Between the Voice of Prophecy broadcast and 2004, nothing happened to change my mind from a negative view of Potter. Once we arrived in Minneapolis several events occurred that caused our family to take a dramatic turn.
First, we learned that my pastor and mentor’s family loved Harry Potter. They read the books and saw the movies. In fact, while on sabbatical in Cambridge, they stood in line at the London premiere of Harry Potter and the Order of the Pheonix. This was shocking to me. How could such an amazing man of God allow a book about sorcery into his home?
Second, I developed an increasingly close friendship with a brilliant theologian and would-be missionary to Finland. I looked up to this devotee of the Reformation and realized quickly that I had little chance of ever grasping the deep things of God like he did. At some point I learned that he had read all seven Potter books in a month-long binge. He loved them.

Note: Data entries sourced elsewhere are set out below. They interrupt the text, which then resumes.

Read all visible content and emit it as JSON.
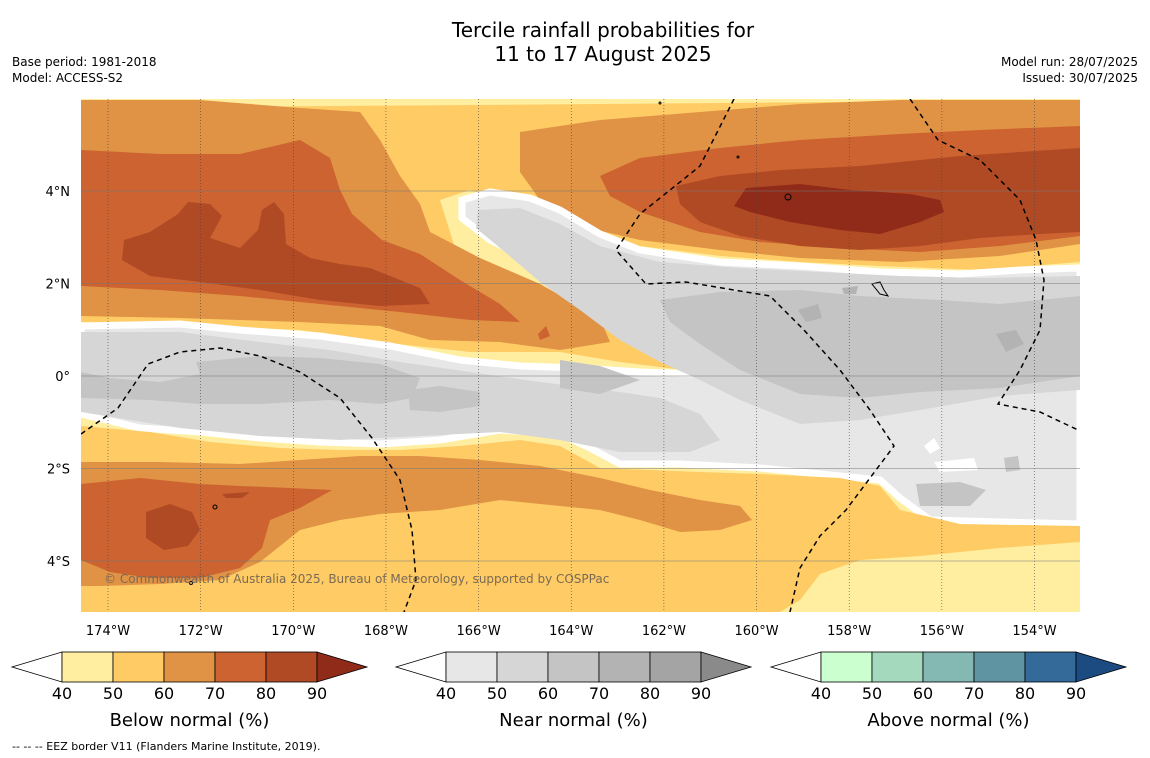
{
  "title": {
    "line1": "Tercile rainfall probabilities for",
    "line2": "11 to 17 August 2025"
  },
  "meta_left": {
    "base_period": "Base period: 1981-2018",
    "model": "Model: ACCESS-S2"
  },
  "meta_right": {
    "model_run": "Model run: 28/07/2025",
    "issued": "Issued: 30/07/2025"
  },
  "map": {
    "lon_labels": [
      "174°W",
      "172°W",
      "170°W",
      "168°W",
      "166°W",
      "164°W",
      "162°W",
      "160°W",
      "158°W",
      "156°W",
      "154°W"
    ],
    "lat_labels": [
      "4°N",
      "2°N",
      "0°",
      "2°S",
      "4°S"
    ],
    "copyright": "© Commonwealth of Australia 2025, Bureau of Meteorology, supported by COSPPac"
  },
  "colorbars": [
    {
      "title": "Below normal (%)",
      "ticks": [
        "40",
        "50",
        "60",
        "70",
        "80",
        "90"
      ],
      "colors": [
        "#ffeea0",
        "#fecb65",
        "#e09245",
        "#cc6330",
        "#b04a25",
        "#8f2b18"
      ]
    },
    {
      "title": "Near normal (%)",
      "ticks": [
        "40",
        "50",
        "60",
        "70",
        "80",
        "90"
      ],
      "colors": [
        "#e7e7e7",
        "#d6d6d6",
        "#c4c4c4",
        "#b3b3b3",
        "#a4a4a4",
        "#8a8a8a"
      ]
    },
    {
      "title": "Above normal (%)",
      "ticks": [
        "40",
        "50",
        "60",
        "70",
        "80",
        "90"
      ],
      "colors": [
        "#ccffd0",
        "#a4d9be",
        "#84b8b2",
        "#5f95a2",
        "#336a9a",
        "#1c4b82"
      ]
    }
  ],
  "footnote": "--  --  -- EEZ border V11 (Flanders Marine Institute, 2019).",
  "colors": {
    "below_40_50": "#ffeea0",
    "below_50_60": "#fecb65",
    "below_60_70": "#e09245",
    "below_70_80": "#cc6330",
    "below_80_90": "#b04a25",
    "near_40_50": "#e7e7e7",
    "near_50_60": "#d6d6d6",
    "near_60_70": "#c4c4c4"
  }
}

I was still contemptuous of Harry Potter, just much more quiet about it. Clearly, as brilliant as these men are, they had some disconnect when it came to popular culture.
Third, our family began reading the 100 Cupboards series by N. D. Wilson. Not only was this series written by a solid evangelical, but the story had been compared to the Chronicles of Narnia and was very popular within the home school movement. Clearly these were reason enough to make them acceptable. Since I love fantastical books, and my children were raving about them, I began reading them and was instantly entranced. They were awesome. (I quoted from them here, here, here, and here. I explain why I loved the third book, The Chestnut King, here and here.) Oh yeah, magic and wizards are central to the story.

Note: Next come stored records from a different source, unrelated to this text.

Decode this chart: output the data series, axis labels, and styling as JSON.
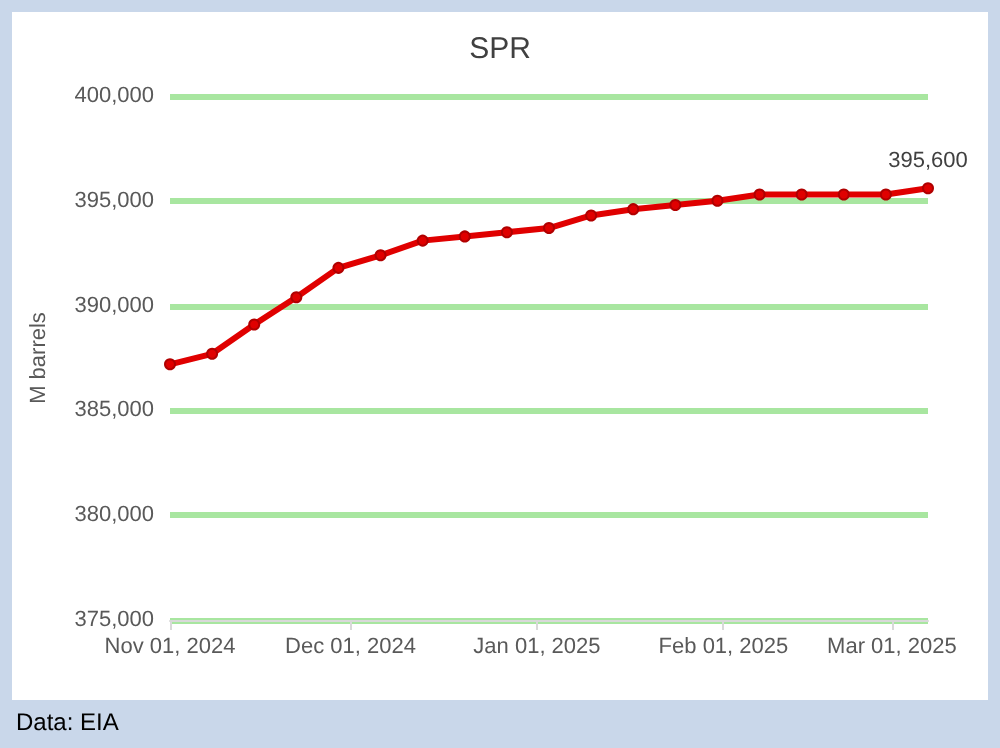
{
  "chart_data": {
    "type": "line",
    "title": "SPR",
    "ylabel": "M barrels",
    "annotations": [
      "Data: EIA"
    ],
    "x": [
      "2024-11-01",
      "2024-11-08",
      "2024-11-15",
      "2024-11-22",
      "2024-11-29",
      "2024-12-06",
      "2024-12-13",
      "2024-12-20",
      "2024-12-27",
      "2025-01-03",
      "2025-01-10",
      "2025-01-17",
      "2025-01-24",
      "2025-01-31",
      "2025-02-07",
      "2025-02-14",
      "2025-02-21",
      "2025-02-28",
      "2025-03-07"
    ],
    "series": [
      {
        "color": "#e00000",
        "values": [
          387200,
          387700,
          389100,
          390400,
          391800,
          392400,
          393100,
          393300,
          393500,
          393700,
          394300,
          394600,
          394800,
          395000,
          395300,
          395300,
          395300,
          395300,
          395600
        ],
        "value_labels": [
          null,
          null,
          null,
          null,
          null,
          null,
          null,
          null,
          null,
          null,
          null,
          null,
          null,
          null,
          null,
          null,
          null,
          null,
          "395,600"
        ]
      }
    ],
    "xlim": [
      "2024-11-01",
      "2025-03-07"
    ],
    "xticks": [
      {
        "value": "2024-11-01",
        "label": "Nov 01, 2024"
      },
      {
        "value": "2024-12-01",
        "label": "Dec 01, 2024"
      },
      {
        "value": "2025-01-01",
        "label": "Jan 01, 2025"
      },
      {
        "value": "2025-02-01",
        "label": "Feb 01, 2025"
      },
      {
        "value": "2025-03-01",
        "label": "Mar 01, 2025"
      }
    ],
    "ylim": [
      375000,
      400000
    ],
    "yticks": [
      {
        "value": 375000,
        "label": "375,000"
      },
      {
        "value": 380000,
        "label": "380,000"
      },
      {
        "value": 385000,
        "label": "385,000"
      },
      {
        "value": 390000,
        "label": "390,000"
      },
      {
        "value": 395000,
        "label": "395,000"
      },
      {
        "value": 400000,
        "label": "400,000"
      }
    ],
    "grid": "y",
    "marker": "circle",
    "line_style": "solid"
  }
}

Fourth, I read On Stories, a collection of essays about stories and literature by C. S. Lewis, finished The Lord of the Rings a second time, and began reading Tolkien’s essay “On Fairy Stories.” Then in June 2010, as a family we read aloud Andrew Peterson’s The Wingfeather Saga, which was similar to 100 Cupboards but much more zany. On Stories argues, in many ways, for the enjoyment of science fiction and fantasy stories. The Rings trilogy does not shy away from an acute depiction of evil, along with strange creatures and magic. Finally, “On Fairy Stories” is Tolkien’s treatise on, well, fairy stories. Much to my liking.
Clearly there is irony in this retelling. How could a person who loves fantasy and heroic fiction so much be contemptuous about fantasy and heroic fiction? I was now ripe, as they say, for the picking.